Approved by the Energy, Environment and Water Policy Committee on March 31, 2011
Approved by the Public Policy Committee on May 13, 2011
Adopted by the Board of Direction on July 30, 2011
The American Society of Civil Engineers (ASCE) supports the enactment of federal and state legislation and regulations to protect the health and welfare of citizens from the catastrophic effects of levee failures. Congress should enact legislation to establish a national levee safety program that is modeled on the successful National Dam Safety Program. The federal government must accept the responsibility for the safety of all federally funded and regulated levees. Similarly, state governments must enact legislation authorizing an appropriate entity to undertake a program of levee safety for non-federal levees. The act should require the federal and state governments to conduct mandatory safety inspections for all levees and establish a national inventory of levees. The National Flood Insurance Program should map all areas potentially flooded by a levee breach and identify these as special flood areas to better communicate risks and encourage affected property owners to seek appropriate protection.

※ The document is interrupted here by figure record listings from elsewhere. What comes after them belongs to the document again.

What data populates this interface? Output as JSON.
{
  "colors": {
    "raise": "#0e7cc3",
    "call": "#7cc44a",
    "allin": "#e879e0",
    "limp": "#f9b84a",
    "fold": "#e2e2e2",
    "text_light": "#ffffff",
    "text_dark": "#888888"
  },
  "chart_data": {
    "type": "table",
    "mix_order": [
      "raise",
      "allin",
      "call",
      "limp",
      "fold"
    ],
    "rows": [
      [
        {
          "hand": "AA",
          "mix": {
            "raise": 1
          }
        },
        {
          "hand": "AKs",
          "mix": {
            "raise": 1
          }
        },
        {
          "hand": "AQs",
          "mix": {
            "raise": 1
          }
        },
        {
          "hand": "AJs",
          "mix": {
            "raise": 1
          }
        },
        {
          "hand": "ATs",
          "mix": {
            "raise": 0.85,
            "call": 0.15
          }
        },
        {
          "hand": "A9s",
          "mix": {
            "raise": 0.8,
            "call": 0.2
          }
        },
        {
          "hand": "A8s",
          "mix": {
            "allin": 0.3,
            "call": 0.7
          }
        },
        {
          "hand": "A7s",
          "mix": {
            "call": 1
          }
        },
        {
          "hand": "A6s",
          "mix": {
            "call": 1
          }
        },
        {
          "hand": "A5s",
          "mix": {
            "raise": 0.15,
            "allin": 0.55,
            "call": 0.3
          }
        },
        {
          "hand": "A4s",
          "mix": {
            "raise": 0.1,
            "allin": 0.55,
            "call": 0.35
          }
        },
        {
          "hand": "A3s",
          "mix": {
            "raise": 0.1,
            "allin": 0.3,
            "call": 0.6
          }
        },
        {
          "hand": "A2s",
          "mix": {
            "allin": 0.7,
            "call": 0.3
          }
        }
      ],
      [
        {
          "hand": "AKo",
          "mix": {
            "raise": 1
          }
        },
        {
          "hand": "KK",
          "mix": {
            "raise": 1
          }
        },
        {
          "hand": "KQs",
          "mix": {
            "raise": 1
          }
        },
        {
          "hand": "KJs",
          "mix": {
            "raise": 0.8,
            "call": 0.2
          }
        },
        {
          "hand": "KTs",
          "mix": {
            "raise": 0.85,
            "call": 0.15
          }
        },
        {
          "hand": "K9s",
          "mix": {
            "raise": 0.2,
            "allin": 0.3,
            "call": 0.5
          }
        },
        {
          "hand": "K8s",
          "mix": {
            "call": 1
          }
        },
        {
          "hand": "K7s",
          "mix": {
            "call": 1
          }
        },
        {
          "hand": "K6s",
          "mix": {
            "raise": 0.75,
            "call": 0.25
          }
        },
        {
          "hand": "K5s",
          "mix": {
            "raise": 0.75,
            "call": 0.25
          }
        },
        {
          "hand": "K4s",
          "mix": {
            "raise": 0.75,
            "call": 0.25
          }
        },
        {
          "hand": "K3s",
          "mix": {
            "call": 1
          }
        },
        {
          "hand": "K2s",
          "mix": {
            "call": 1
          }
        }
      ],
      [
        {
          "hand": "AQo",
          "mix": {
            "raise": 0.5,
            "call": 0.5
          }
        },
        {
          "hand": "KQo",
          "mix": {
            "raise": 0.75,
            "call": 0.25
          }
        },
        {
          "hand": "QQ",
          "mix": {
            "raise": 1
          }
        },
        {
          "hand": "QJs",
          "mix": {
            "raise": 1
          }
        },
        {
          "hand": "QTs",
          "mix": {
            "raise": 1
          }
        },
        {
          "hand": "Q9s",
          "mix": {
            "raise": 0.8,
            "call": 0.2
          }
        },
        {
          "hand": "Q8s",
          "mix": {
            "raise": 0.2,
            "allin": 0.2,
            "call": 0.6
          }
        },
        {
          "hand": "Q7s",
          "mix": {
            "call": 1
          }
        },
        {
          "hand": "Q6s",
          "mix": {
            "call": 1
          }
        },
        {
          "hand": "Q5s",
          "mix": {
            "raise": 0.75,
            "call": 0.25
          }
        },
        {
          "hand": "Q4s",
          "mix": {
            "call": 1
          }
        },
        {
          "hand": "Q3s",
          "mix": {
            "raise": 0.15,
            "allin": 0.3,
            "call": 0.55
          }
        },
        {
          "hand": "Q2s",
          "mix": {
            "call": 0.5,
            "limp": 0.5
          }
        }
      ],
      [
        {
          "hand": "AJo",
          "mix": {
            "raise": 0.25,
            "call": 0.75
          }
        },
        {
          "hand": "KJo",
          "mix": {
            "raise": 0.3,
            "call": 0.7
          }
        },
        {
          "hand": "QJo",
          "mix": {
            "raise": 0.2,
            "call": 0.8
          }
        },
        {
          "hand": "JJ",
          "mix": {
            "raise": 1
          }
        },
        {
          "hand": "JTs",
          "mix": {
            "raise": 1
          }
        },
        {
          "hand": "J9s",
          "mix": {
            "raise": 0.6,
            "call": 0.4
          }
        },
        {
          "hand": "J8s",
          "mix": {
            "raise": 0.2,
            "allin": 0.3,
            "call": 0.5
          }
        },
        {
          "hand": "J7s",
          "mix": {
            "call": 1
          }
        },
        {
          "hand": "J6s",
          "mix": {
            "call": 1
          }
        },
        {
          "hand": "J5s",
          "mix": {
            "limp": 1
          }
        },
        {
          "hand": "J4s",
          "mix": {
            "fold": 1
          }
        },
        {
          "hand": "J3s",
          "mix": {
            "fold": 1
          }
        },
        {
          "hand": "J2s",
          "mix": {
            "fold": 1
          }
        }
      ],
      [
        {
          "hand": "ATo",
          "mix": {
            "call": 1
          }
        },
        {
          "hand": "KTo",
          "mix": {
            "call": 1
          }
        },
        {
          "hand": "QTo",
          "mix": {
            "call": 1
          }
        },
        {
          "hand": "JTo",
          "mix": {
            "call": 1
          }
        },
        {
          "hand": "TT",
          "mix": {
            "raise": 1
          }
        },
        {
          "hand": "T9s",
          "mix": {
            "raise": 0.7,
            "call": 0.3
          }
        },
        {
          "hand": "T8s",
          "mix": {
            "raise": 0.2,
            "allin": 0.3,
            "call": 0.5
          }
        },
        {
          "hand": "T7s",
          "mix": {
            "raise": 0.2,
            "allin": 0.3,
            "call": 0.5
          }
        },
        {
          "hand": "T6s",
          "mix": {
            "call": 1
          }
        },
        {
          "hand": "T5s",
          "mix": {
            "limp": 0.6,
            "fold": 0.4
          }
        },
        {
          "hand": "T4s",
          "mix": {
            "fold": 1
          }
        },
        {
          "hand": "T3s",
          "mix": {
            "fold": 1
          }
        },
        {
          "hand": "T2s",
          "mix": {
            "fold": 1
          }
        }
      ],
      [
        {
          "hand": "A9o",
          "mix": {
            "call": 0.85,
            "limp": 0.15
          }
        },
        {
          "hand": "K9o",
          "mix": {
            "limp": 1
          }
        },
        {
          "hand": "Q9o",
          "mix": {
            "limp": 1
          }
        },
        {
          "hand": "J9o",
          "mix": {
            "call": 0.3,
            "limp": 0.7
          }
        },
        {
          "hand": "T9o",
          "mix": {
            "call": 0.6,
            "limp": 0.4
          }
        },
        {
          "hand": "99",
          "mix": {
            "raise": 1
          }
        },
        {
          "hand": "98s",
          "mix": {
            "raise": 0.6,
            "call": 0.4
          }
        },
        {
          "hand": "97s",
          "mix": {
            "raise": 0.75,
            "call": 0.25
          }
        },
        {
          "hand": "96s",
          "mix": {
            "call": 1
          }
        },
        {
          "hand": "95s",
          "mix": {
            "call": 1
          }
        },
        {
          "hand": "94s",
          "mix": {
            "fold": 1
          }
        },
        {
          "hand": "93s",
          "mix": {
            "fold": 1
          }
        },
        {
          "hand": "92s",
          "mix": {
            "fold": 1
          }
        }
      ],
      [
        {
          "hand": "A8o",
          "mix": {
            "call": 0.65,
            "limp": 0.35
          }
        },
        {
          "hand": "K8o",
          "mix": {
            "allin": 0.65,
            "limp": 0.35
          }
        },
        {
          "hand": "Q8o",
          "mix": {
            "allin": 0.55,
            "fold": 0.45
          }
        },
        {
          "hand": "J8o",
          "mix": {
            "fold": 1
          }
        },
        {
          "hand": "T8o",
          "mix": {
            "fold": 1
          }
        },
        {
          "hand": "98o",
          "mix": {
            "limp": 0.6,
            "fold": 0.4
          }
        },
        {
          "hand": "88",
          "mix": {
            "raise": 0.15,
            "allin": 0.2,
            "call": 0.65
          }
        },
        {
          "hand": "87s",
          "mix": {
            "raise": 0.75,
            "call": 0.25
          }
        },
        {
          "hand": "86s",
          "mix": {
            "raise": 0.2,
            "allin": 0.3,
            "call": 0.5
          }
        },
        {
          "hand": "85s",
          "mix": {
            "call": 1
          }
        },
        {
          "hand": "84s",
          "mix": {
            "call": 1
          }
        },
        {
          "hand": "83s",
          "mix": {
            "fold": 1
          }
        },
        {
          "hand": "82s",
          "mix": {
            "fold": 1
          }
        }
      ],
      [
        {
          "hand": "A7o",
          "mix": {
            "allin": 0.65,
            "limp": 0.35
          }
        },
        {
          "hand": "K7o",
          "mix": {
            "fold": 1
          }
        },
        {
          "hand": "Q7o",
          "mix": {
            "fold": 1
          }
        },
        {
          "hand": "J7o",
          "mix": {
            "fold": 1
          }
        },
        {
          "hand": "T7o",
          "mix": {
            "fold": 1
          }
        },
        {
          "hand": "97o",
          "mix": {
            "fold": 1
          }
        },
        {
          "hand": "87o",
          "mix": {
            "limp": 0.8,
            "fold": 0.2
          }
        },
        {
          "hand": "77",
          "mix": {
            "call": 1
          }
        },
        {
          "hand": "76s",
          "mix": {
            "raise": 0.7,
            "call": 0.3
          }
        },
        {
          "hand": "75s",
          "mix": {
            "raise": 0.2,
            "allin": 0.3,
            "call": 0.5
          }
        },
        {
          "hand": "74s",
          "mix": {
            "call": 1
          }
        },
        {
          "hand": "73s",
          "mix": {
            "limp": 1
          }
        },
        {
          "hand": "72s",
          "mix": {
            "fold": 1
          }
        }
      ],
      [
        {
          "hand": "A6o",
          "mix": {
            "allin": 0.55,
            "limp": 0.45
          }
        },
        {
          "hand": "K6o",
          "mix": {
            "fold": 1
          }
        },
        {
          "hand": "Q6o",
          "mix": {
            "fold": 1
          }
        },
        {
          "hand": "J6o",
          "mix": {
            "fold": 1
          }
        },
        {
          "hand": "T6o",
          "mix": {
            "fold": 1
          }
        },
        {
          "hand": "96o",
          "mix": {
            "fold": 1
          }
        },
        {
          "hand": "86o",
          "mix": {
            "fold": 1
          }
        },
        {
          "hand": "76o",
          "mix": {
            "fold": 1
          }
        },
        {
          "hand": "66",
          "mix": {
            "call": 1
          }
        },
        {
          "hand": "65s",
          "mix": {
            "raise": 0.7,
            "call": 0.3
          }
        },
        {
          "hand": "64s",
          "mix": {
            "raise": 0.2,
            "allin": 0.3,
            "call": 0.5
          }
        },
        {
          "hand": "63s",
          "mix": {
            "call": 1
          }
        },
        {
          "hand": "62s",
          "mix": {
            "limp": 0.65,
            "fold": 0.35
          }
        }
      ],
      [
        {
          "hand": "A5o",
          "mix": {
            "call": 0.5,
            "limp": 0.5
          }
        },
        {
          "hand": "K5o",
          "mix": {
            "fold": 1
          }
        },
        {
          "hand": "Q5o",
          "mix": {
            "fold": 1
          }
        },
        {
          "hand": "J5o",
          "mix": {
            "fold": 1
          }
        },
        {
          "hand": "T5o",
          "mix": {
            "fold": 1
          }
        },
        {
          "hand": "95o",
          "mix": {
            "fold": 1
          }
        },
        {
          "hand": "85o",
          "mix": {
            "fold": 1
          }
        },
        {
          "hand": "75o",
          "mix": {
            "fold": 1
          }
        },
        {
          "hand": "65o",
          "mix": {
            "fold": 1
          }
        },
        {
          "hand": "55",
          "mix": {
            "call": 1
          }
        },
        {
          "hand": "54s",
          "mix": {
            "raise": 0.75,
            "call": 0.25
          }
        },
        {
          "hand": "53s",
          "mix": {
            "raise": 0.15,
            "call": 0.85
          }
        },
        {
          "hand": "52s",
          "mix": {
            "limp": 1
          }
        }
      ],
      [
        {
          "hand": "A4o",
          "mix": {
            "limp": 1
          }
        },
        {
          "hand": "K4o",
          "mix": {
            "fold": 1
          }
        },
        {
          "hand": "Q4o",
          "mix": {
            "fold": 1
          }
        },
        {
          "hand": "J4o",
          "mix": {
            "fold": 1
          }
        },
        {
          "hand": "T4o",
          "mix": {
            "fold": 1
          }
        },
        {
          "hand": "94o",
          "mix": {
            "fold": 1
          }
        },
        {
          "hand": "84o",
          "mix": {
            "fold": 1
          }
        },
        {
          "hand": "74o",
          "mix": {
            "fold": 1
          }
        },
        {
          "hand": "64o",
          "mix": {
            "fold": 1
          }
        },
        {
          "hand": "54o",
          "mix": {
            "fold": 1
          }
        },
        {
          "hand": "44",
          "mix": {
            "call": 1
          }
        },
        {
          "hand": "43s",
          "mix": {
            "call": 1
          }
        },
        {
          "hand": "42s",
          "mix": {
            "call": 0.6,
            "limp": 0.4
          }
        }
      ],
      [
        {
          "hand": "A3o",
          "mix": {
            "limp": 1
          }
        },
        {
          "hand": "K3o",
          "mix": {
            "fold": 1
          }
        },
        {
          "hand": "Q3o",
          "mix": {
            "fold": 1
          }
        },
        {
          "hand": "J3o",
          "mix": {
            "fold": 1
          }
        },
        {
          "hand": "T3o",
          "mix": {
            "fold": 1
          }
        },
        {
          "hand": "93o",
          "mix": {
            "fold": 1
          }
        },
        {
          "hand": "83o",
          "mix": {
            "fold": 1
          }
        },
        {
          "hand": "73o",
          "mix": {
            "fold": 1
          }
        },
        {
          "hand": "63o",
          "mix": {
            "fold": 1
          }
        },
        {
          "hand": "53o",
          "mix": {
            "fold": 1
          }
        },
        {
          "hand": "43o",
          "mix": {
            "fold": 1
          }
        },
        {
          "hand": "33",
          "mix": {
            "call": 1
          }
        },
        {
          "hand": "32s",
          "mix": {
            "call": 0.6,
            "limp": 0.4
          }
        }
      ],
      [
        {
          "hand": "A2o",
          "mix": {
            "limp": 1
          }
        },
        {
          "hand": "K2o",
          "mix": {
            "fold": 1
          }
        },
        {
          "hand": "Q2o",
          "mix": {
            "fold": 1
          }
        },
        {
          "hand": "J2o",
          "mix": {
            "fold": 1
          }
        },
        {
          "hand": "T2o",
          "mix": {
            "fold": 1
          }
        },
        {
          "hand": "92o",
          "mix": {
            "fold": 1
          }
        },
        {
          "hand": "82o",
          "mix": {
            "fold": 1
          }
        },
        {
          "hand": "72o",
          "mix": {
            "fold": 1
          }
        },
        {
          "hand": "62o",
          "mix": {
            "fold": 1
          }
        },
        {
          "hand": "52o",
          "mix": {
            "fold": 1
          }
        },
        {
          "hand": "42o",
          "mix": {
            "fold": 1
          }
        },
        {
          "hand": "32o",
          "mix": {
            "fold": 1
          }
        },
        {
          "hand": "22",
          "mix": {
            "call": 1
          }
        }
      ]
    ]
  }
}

There is no national safety program for federal or state levees. Many privately built levees are deeded to local governments or associations who do not maintain them or even recognize the risks. There is no dependable catalog of the location, ownership, condition, or hazard potential of levees in the United States. Flooding from Hurricane Katrina, which devastated the city of New Orleans in August 2005, demonstrated the need for consistent, up-to-date standards for levees based upon reliable engineering data on their location, function, and condition.
The nation must use all the tools available to reduce damages from hurricanes and major storms. This means the use of structural methods, such as levees, floodwalls, and dams, but also non-structural approaches, such as flood-resistant design, voluntary relocation of homes and businesses from flood-prone areas, the revitalization of wetlands for storage, and the use of natural barriers to storm surges.